Noted author Max Hastings summed up the legacy of Margaret Thatcher: "She was Britain's greatest peacetime prime minister of the modern era . . . It was her achievement to halt a national economic and industrial decline that had seemed irreversible."
When Thatcher be-came prime minister in 1979, Britain was sinking in socialism. She strove for privatization and free exchange and soon found an ideological soul mate in U.S. President Ronald Reagan. Together they championed liberty and strengthened the special relationship between their two countries.
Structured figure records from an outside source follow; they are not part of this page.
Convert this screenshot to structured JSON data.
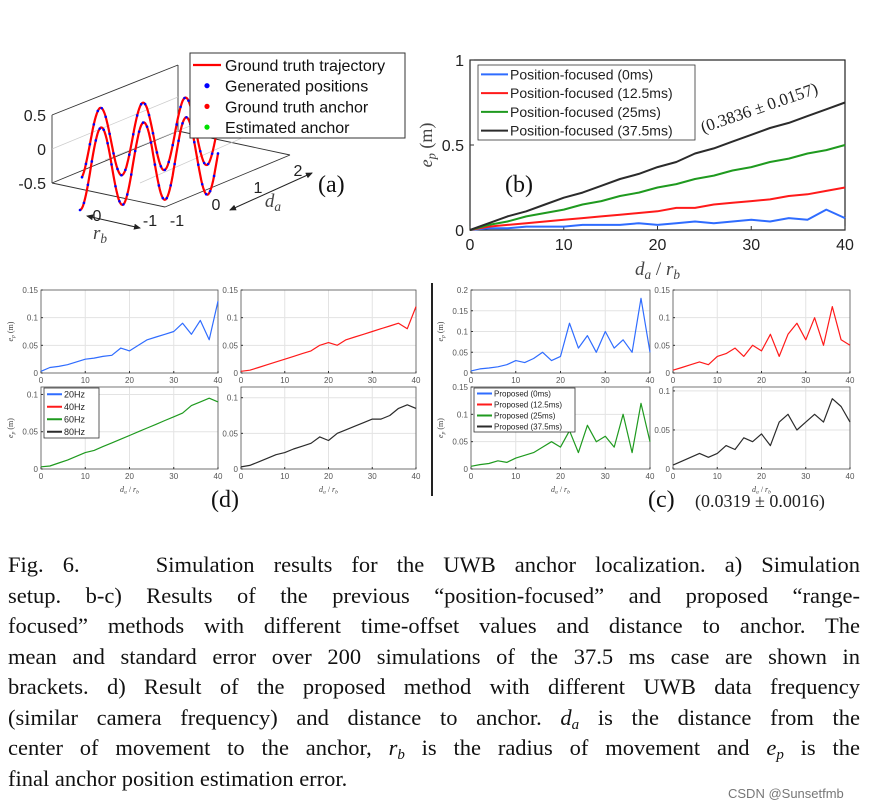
{
  "colors": {
    "blue": "#2f6cff",
    "red": "#ff1a1a",
    "green": "#1f9a1f",
    "black": "#2b2b2b",
    "grid": "#e3e3e3",
    "traj": "#ff0000",
    "dot_blue": "#0000ff",
    "dot_green": "#00e000"
  },
  "panel_a": {
    "label": "(a)",
    "legend": [
      {
        "label": "Ground truth trajectory",
        "marker": "line",
        "color": "#ff0000"
      },
      {
        "label": "Generated positions",
        "marker": "dot",
        "color": "#0000ff"
      },
      {
        "label": "Ground truth anchor",
        "marker": "dot",
        "color": "#ff0000"
      },
      {
        "label": "Estimated anchor",
        "marker": "dot",
        "color": "#00e000"
      }
    ],
    "z_ticks": [
      "0.5",
      "0",
      "-0.5"
    ],
    "rb_ticks": [
      "0",
      "-1"
    ],
    "da_ticks": [
      "-1",
      "0",
      "1",
      "2"
    ],
    "da_label": "d",
    "da_sub": "a",
    "rb_label": "r",
    "rb_sub": "b"
  },
  "chart_data": [
    {
      "id": "b",
      "type": "line",
      "label": "(b)",
      "ylabel": "e",
      "ylabel_sub": "p",
      "ylabel_unit": " (m)",
      "xlabel": "d",
      "xlabel_sub": "a",
      "xlabel_mid": " / ",
      "xlabel2": "r",
      "xlabel2_sub": "b",
      "xlim": [
        0,
        40
      ],
      "ylim": [
        0,
        1
      ],
      "xticks": [
        "0",
        "10",
        "20",
        "30",
        "40"
      ],
      "yticks": [
        "0",
        "0.5",
        "1"
      ],
      "grid": false,
      "legend_position": "top-left",
      "annotation": "(0.3836 ± 0.0157)",
      "x": [
        0,
        2,
        4,
        6,
        8,
        10,
        12,
        14,
        16,
        18,
        20,
        22,
        24,
        26,
        28,
        30,
        32,
        34,
        36,
        38,
        40
      ],
      "series": [
        {
          "name": "Position-focused (0ms)",
          "color": "#2f6cff",
          "values": [
            0,
            0.01,
            0.01,
            0.02,
            0.02,
            0.02,
            0.03,
            0.03,
            0.03,
            0.04,
            0.03,
            0.04,
            0.05,
            0.04,
            0.05,
            0.06,
            0.05,
            0.07,
            0.06,
            0.12,
            0.07
          ]
        },
        {
          "name": "Position-focused (12.5ms)",
          "color": "#ff1a1a",
          "values": [
            0,
            0.02,
            0.03,
            0.04,
            0.05,
            0.06,
            0.07,
            0.08,
            0.09,
            0.1,
            0.11,
            0.13,
            0.13,
            0.15,
            0.16,
            0.17,
            0.18,
            0.2,
            0.21,
            0.23,
            0.25
          ]
        },
        {
          "name": "Position-focused (25ms)",
          "color": "#1f9a1f",
          "values": [
            0,
            0.03,
            0.05,
            0.08,
            0.1,
            0.12,
            0.15,
            0.17,
            0.2,
            0.22,
            0.25,
            0.27,
            0.3,
            0.32,
            0.35,
            0.37,
            0.4,
            0.42,
            0.45,
            0.47,
            0.5
          ]
        },
        {
          "name": "Position-focused (37.5ms)",
          "color": "#2b2b2b",
          "values": [
            0,
            0.04,
            0.08,
            0.11,
            0.15,
            0.19,
            0.22,
            0.26,
            0.3,
            0.33,
            0.37,
            0.4,
            0.45,
            0.48,
            0.52,
            0.56,
            0.6,
            0.63,
            0.67,
            0.71,
            0.75
          ]
        }
      ]
    },
    {
      "id": "d1",
      "type": "line",
      "xlim": [
        0,
        40
      ],
      "ylim": [
        0,
        0.15
      ],
      "xticks": [
        "0",
        "10",
        "20",
        "30",
        "40"
      ],
      "yticks": [
        "0",
        "0.05",
        "0.1",
        "0.15"
      ],
      "ylabel": "e",
      "ylabel_sub": "p",
      "ylabel_unit": " (m)",
      "grid": true,
      "x": [
        0,
        2,
        4,
        6,
        8,
        10,
        12,
        14,
        16,
        18,
        20,
        22,
        24,
        26,
        28,
        30,
        32,
        34,
        36,
        38,
        40
      ],
      "series": [
        {
          "color": "#2f6cff",
          "values": [
            0.003,
            0.01,
            0.012,
            0.015,
            0.02,
            0.025,
            0.027,
            0.03,
            0.032,
            0.045,
            0.04,
            0.05,
            0.06,
            0.065,
            0.07,
            0.075,
            0.09,
            0.07,
            0.095,
            0.06,
            0.13
          ]
        }
      ]
    },
    {
      "id": "d2",
      "type": "line",
      "xlim": [
        0,
        40
      ],
      "ylim": [
        0,
        0.15
      ],
      "xticks": [
        "0",
        "10",
        "20",
        "30",
        "40"
      ],
      "yticks": [
        "0",
        "0.05",
        "0.1",
        "0.15"
      ],
      "grid": true,
      "x": [
        0,
        2,
        4,
        6,
        8,
        10,
        12,
        14,
        16,
        18,
        20,
        22,
        24,
        26,
        28,
        30,
        32,
        34,
        36,
        38,
        40
      ],
      "series": [
        {
          "color": "#ff1a1a",
          "values": [
            0.003,
            0.005,
            0.01,
            0.015,
            0.02,
            0.025,
            0.03,
            0.035,
            0.04,
            0.05,
            0.055,
            0.05,
            0.06,
            0.065,
            0.07,
            0.075,
            0.08,
            0.085,
            0.09,
            0.08,
            0.12
          ]
        }
      ]
    },
    {
      "id": "d3",
      "type": "line",
      "xlim": [
        0,
        40
      ],
      "ylim": [
        0,
        0.11
      ],
      "xticks": [
        "0",
        "10",
        "20",
        "30",
        "40"
      ],
      "yticks": [
        "0",
        "0.05",
        "0.1"
      ],
      "ylabel": "e",
      "ylabel_sub": "p",
      "ylabel_unit": " (m)",
      "xlabel": "d",
      "xlabel_sub": "a",
      "xlabel_mid": " / ",
      "xlabel2": "r",
      "xlabel2_sub": "b",
      "grid": true,
      "legend_position": "top-left",
      "x": [
        0,
        2,
        4,
        6,
        8,
        10,
        12,
        14,
        16,
        18,
        20,
        22,
        24,
        26,
        28,
        30,
        32,
        34,
        36,
        38,
        40
      ],
      "legend": [
        {
          "name": "20Hz",
          "color": "#2f6cff"
        },
        {
          "name": "40Hz",
          "color": "#ff1a1a"
        },
        {
          "name": "60Hz",
          "color": "#1f9a1f"
        },
        {
          "name": "80Hz",
          "color": "#2b2b2b"
        }
      ],
      "series": [
        {
          "color": "#1f9a1f",
          "values": [
            0.003,
            0.004,
            0.008,
            0.012,
            0.017,
            0.022,
            0.025,
            0.03,
            0.035,
            0.04,
            0.045,
            0.05,
            0.055,
            0.06,
            0.065,
            0.07,
            0.075,
            0.085,
            0.09,
            0.095,
            0.09
          ]
        }
      ]
    },
    {
      "id": "d4",
      "type": "line",
      "xlim": [
        0,
        40
      ],
      "ylim": [
        0,
        0.115
      ],
      "xticks": [
        "0",
        "10",
        "20",
        "30",
        "40"
      ],
      "yticks": [
        "0",
        "0.05",
        "0.1"
      ],
      "xlabel": "d",
      "xlabel_sub": "a",
      "xlabel_mid": " / ",
      "xlabel2": "r",
      "xlabel2_sub": "b",
      "grid": true,
      "x": [
        0,
        2,
        4,
        6,
        8,
        10,
        12,
        14,
        16,
        18,
        20,
        22,
        24,
        26,
        28,
        30,
        32,
        34,
        36,
        38,
        40
      ],
      "series": [
        {
          "color": "#2b2b2b",
          "values": [
            0.003,
            0.005,
            0.01,
            0.015,
            0.02,
            0.023,
            0.028,
            0.032,
            0.036,
            0.045,
            0.04,
            0.05,
            0.055,
            0.06,
            0.065,
            0.07,
            0.07,
            0.075,
            0.085,
            0.09,
            0.085
          ]
        }
      ]
    },
    {
      "id": "c1",
      "type": "line",
      "xlim": [
        0,
        40
      ],
      "ylim": [
        0,
        0.2
      ],
      "xticks": [
        "0",
        "10",
        "20",
        "30",
        "40"
      ],
      "yticks": [
        "0",
        "0.05",
        "0.1",
        "0.15",
        "0.2"
      ],
      "ylabel": "e",
      "ylabel_sub": "p",
      "ylabel_unit": " (m)",
      "grid": true,
      "x": [
        0,
        2,
        4,
        6,
        8,
        10,
        12,
        14,
        16,
        18,
        20,
        22,
        24,
        26,
        28,
        30,
        32,
        34,
        36,
        38,
        40
      ],
      "series": [
        {
          "color": "#2f6cff",
          "values": [
            0.005,
            0.01,
            0.012,
            0.015,
            0.02,
            0.03,
            0.025,
            0.035,
            0.05,
            0.03,
            0.04,
            0.12,
            0.06,
            0.09,
            0.05,
            0.1,
            0.06,
            0.08,
            0.05,
            0.18,
            0.05
          ]
        }
      ]
    },
    {
      "id": "c2",
      "type": "line",
      "xlim": [
        0,
        40
      ],
      "ylim": [
        0,
        0.15
      ],
      "xticks": [
        "0",
        "10",
        "20",
        "30",
        "40"
      ],
      "yticks": [
        "0",
        "0.05",
        "0.1",
        "0.15"
      ],
      "grid": true,
      "x": [
        0,
        2,
        4,
        6,
        8,
        10,
        12,
        14,
        16,
        18,
        20,
        22,
        24,
        26,
        28,
        30,
        32,
        34,
        36,
        38,
        40
      ],
      "series": [
        {
          "color": "#ff1a1a",
          "values": [
            0.005,
            0.01,
            0.015,
            0.02,
            0.015,
            0.03,
            0.035,
            0.045,
            0.03,
            0.05,
            0.04,
            0.07,
            0.03,
            0.07,
            0.09,
            0.06,
            0.1,
            0.05,
            0.12,
            0.06,
            0.05
          ]
        }
      ]
    },
    {
      "id": "c3",
      "type": "line",
      "xlim": [
        0,
        40
      ],
      "ylim": [
        0,
        0.15
      ],
      "xticks": [
        "0",
        "10",
        "20",
        "30",
        "40"
      ],
      "yticks": [
        "0",
        "0.05",
        "0.1",
        "0.15"
      ],
      "ylabel": "e",
      "ylabel_sub": "p",
      "ylabel_unit": " (m)",
      "xlabel": "d",
      "xlabel_sub": "a",
      "xlabel_mid": " / ",
      "xlabel2": "r",
      "xlabel2_sub": "b",
      "grid": true,
      "legend_position": "top-left",
      "x": [
        0,
        2,
        4,
        6,
        8,
        10,
        12,
        14,
        16,
        18,
        20,
        22,
        24,
        26,
        28,
        30,
        32,
        34,
        36,
        38,
        40
      ],
      "legend": [
        {
          "name": "Proposed (0ms)",
          "color": "#2f6cff"
        },
        {
          "name": "Proposed (12.5ms)",
          "color": "#ff1a1a"
        },
        {
          "name": "Proposed (25ms)",
          "color": "#1f9a1f"
        },
        {
          "name": "Proposed (37.5ms)",
          "color": "#2b2b2b"
        }
      ],
      "series": [
        {
          "color": "#1f9a1f",
          "values": [
            0.005,
            0.008,
            0.01,
            0.015,
            0.012,
            0.02,
            0.025,
            0.03,
            0.04,
            0.05,
            0.04,
            0.07,
            0.03,
            0.08,
            0.05,
            0.06,
            0.04,
            0.1,
            0.03,
            0.12,
            0.05
          ]
        }
      ]
    },
    {
      "id": "c4",
      "type": "line",
      "xlim": [
        0,
        40
      ],
      "ylim": [
        0,
        0.105
      ],
      "xticks": [
        "0",
        "10",
        "20",
        "30",
        "40"
      ],
      "yticks": [
        "0",
        "0.05",
        "0.1"
      ],
      "xlabel": "d",
      "xlabel_sub": "a",
      "xlabel_mid": " / ",
      "xlabel2": "r",
      "xlabel2_sub": "b",
      "grid": true,
      "x": [
        0,
        2,
        4,
        6,
        8,
        10,
        12,
        14,
        16,
        18,
        20,
        22,
        24,
        26,
        28,
        30,
        32,
        34,
        36,
        38,
        40
      ],
      "series": [
        {
          "color": "#2b2b2b",
          "values": [
            0.005,
            0.01,
            0.015,
            0.02,
            0.015,
            0.02,
            0.03,
            0.025,
            0.04,
            0.035,
            0.045,
            0.03,
            0.06,
            0.07,
            0.05,
            0.06,
            0.07,
            0.06,
            0.09,
            0.08,
            0.06
          ]
        }
      ]
    }
  ],
  "panel_labels": {
    "d": "(d)",
    "c": "(c)",
    "c_annotation": "(0.0319 ± 0.0016)"
  },
  "caption": {
    "lines": [
      [
        {
          "t": "Fig. 6.    Simulation results for the UWB anchor localization. a) Simulation"
        }
      ],
      [
        {
          "t": "setup. b-c) Results of the previous “position-focused” and proposed “range-"
        }
      ],
      [
        {
          "t": "focused” methods with different time-offset values and distance to anchor. The"
        }
      ],
      [
        {
          "t": "mean and standard error over 200 simulations of the 37.5 ms case are shown in"
        }
      ],
      [
        {
          "t": "brackets. d) Result of the proposed method with different UWB data frequency"
        }
      ],
      [
        {
          "t": "(similar camera frequency) and distance to anchor. "
        },
        {
          "t": "d",
          "m": true
        },
        {
          "t": "a",
          "s": true
        },
        {
          "t": " is the distance from the"
        }
      ],
      [
        {
          "t": "center of movement to the anchor, "
        },
        {
          "t": "r",
          "m": true
        },
        {
          "t": "b",
          "s": true
        },
        {
          "t": " is the radius of movement and "
        },
        {
          "t": "e",
          "m": true
        },
        {
          "t": "p",
          "s": true
        },
        {
          "t": " is the"
        }
      ],
      [
        {
          "t": "final anchor position estimation error."
        }
      ]
    ]
  },
  "watermark": "CSDN @Sunsetfmb"
}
Somehow this person of simple truths and humble roots, raised by her parents to believe in the traditional virtues of thrift, family values and hard work, served as Britain's prime minister for 11 consecutive years. She loved her country with patriotic fervor and warned the British people about the dangers of becoming entangled in a federal Europe.
Hastings remarked about "her impassioned hostility to the march of the European Union toward what she saw, with remarkable prescience, as a federal state rather than its proper role as a trading bloc." Baroness Thatcher actually stated, "In my lifetime Europe has been the source of our problems, not the source of our solutions." Hastings concluded, "Her fears about the dire consequences of an attempted integration appear highly vindicated by events."
Imbued with far-seeing vision, she was not afraid to speak out, however unpopular her views might have been. But how did she develop these traits? Lord Griffiths, former head of Mrs. Thatcher's Downing Street Policy Unit, stated that "it quickly became clear in private meetings that her strong personal faith was the basis for her world view and her approach to public policy." For instance, she believed that "we are all created in the image of God" (The Times, "The Iron Lady," special supplement, April 9).
Historian Paul Johnson further noted that Margaret Thatcher believed in the Ten Commandments and especially telling the truth—qualities all too rare in political leaders. (Sources: Daily Mail, Financial Times, The Times [London].)